Her father moved more slowly than Isobel, clearly still shaken by the panic of this morning. He looked around the room and then at her face, and something in his own tightened at once.

“I am leaving,” Ava announced.

Isobel stared at her. “Leaving where?”

“To me mother's castle. Castle MacLeod.”

“Nay.” The answer came so quickly it might as well have been a slap.

Ava turned back to the trunk and laid another folded dress inside it because if she looked too long at either of them, she might lose the firmness she had only just found. “Aye.”

“Ye cannae simply say aye as if that settles it,” Isobel snapped. “What happened out there? What did he do now?”

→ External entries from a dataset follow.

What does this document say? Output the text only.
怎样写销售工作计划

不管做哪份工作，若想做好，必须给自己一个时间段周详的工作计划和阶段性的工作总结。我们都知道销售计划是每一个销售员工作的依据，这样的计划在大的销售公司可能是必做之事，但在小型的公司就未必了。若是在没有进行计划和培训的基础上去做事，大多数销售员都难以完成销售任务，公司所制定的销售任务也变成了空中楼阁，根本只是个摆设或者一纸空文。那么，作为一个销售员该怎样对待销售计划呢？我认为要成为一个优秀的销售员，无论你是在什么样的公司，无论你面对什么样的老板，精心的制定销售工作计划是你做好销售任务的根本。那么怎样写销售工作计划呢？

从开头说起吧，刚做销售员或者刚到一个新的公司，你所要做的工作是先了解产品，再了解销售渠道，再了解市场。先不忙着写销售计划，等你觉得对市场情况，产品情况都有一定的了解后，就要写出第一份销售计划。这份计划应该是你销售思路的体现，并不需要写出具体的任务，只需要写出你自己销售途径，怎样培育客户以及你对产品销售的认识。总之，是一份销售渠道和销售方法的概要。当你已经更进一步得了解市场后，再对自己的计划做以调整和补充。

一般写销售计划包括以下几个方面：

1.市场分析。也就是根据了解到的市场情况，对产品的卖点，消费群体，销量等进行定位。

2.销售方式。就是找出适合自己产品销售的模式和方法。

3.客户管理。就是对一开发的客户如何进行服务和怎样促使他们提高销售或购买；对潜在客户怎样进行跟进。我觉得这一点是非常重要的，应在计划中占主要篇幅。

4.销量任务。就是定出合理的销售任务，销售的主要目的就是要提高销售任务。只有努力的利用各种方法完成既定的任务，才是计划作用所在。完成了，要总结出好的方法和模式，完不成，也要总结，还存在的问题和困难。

Ava shut the trunk lid halfway and pressed both palms against it. “I am going to me Castle MacLeod, and I will ask Da to help me secure the annulment.”

The room went still.

Her father was the first to move a moment later. He took a chair rather than crowd her, as if he already understood she would bear comfort from him only if it did not pin her down.

“Ava.”

She shook her head. “Please, Isobel, daenae ask me to stay.”

Isobel came closer. “I am going to ask exactly that until ye come to yer senses.”

Ava laughed once, the sound thin and wrong. “Me senses are the only thing that brought me here.”